Additionally, pre-clinical toxicity studies are important to establish the margin of safety and to consider efficiently the risk-benefit of a proposed drug ⁷ so that pharmacophoric features influencing the behavior of a molecule in a living organism need to be calculated, including bioavailability (LogP—octanol/water partition coefficient), transport properties (total molecular polar surface area [TPSA]), Caco-2 permeability, enzyme and protease inhibitor potential, toxicity predicted LD₅₀ (mg/kg), and predictive toxicity class of the compounds (Table 3). Generally, the tested compounds were predicted to be in toxicity class from 3 (medium-toxic) to 6 (non-toxic). Compound (4) (catechin) was considered to non-toxic with LD₅₀ value of 10 000 mg/kg. Both compounds (8) and (2) are triterpenoids, but Caco-2 permeability and protease inhibitory potentials of (8) were higher than those of (2) (−6.147 vs −6.052 and 0.06 vs 0.03, respectively). It is thought that compound (8) might be absorbed more easily through intestinal cells and might have more potential in protease inhibition.

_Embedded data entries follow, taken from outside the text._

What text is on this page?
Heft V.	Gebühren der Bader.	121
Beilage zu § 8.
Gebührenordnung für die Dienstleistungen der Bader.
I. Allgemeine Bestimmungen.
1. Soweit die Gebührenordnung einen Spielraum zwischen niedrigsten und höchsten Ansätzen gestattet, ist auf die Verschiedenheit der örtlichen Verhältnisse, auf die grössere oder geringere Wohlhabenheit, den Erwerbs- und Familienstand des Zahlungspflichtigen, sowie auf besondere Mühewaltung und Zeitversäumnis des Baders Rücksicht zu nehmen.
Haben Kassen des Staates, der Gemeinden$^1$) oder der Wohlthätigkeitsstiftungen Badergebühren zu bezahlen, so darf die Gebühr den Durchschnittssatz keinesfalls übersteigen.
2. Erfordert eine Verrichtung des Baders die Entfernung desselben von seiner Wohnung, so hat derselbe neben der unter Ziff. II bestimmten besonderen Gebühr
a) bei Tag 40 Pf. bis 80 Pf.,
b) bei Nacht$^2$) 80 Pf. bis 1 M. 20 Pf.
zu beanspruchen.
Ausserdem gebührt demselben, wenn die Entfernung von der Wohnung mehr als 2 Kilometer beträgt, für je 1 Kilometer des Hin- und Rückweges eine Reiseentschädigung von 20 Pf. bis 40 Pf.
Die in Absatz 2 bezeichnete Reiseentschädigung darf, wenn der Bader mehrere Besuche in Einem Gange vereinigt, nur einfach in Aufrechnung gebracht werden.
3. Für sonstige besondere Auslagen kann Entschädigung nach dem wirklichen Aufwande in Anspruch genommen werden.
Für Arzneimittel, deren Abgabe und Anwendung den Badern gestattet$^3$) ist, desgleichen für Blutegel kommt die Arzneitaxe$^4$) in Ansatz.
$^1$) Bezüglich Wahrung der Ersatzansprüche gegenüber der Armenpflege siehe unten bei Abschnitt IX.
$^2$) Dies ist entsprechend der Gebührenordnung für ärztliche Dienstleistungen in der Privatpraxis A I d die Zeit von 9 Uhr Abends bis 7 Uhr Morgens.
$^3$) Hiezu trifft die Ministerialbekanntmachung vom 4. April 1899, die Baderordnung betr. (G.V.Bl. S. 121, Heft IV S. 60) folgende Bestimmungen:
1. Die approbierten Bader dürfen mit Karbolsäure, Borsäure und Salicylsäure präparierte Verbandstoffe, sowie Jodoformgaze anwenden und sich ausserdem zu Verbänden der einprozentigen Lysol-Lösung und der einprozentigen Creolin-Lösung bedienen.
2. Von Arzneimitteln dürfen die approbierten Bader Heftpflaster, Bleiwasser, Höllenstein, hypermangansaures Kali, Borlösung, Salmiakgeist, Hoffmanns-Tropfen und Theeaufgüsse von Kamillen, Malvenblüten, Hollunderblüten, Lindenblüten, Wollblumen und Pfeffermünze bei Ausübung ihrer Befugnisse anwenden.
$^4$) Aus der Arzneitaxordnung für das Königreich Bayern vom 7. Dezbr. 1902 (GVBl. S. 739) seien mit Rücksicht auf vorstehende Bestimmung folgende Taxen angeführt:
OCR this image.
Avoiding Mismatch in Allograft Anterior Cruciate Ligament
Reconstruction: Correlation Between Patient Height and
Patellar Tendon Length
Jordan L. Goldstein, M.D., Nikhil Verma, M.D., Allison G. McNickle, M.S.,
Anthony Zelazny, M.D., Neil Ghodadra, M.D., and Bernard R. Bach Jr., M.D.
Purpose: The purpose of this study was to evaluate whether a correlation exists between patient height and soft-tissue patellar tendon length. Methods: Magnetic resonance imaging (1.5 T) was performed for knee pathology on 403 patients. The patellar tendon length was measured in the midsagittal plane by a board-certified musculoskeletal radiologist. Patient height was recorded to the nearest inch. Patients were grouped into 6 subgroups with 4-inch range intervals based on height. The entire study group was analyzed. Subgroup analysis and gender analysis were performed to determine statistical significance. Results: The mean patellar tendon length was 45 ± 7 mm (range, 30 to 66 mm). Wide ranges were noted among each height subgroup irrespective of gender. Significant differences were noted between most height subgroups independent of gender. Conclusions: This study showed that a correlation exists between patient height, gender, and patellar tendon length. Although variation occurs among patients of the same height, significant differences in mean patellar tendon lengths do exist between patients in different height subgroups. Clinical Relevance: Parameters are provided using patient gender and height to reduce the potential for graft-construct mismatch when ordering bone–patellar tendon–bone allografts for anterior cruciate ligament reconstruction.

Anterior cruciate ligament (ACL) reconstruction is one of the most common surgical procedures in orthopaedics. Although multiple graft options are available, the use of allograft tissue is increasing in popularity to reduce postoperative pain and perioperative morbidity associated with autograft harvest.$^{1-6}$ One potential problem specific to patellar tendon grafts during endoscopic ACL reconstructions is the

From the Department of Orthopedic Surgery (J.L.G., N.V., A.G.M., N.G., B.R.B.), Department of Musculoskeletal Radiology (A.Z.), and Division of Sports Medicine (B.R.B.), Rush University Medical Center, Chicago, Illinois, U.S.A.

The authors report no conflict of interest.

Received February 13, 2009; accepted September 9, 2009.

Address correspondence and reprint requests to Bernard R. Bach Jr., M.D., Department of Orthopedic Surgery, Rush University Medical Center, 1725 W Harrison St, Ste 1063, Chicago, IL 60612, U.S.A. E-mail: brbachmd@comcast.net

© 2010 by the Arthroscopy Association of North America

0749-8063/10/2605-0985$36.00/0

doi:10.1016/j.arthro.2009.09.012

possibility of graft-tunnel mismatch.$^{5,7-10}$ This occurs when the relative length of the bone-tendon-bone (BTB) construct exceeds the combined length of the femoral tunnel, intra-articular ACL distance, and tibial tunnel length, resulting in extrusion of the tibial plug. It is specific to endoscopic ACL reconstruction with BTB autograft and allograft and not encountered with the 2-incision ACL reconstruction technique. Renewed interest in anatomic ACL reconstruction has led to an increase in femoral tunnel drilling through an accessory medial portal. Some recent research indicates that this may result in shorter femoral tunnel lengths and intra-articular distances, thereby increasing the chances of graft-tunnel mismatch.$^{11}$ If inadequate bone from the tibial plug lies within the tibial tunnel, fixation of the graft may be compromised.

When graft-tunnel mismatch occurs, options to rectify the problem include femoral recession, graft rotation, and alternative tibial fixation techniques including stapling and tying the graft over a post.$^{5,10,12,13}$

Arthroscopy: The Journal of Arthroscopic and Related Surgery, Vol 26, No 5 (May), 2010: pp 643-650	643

However, by using a tool for toxicity prediction, triterpenoid (2) (9(11),12-oleanadien-3β-ol) was calculated to be the most toxic among the tested compounds, with a predicted LD₅₀ value of 288 mg/kg. Compound (8) was classified as low-toxic, with an LD₅₀ value of 3220 mg/kg. These results are very interesting and need further study (in vitro, in vivo) to evaluate the factual bioactivity of these natural compounds from L. inermis against SARS-CoV-2 (Table 3).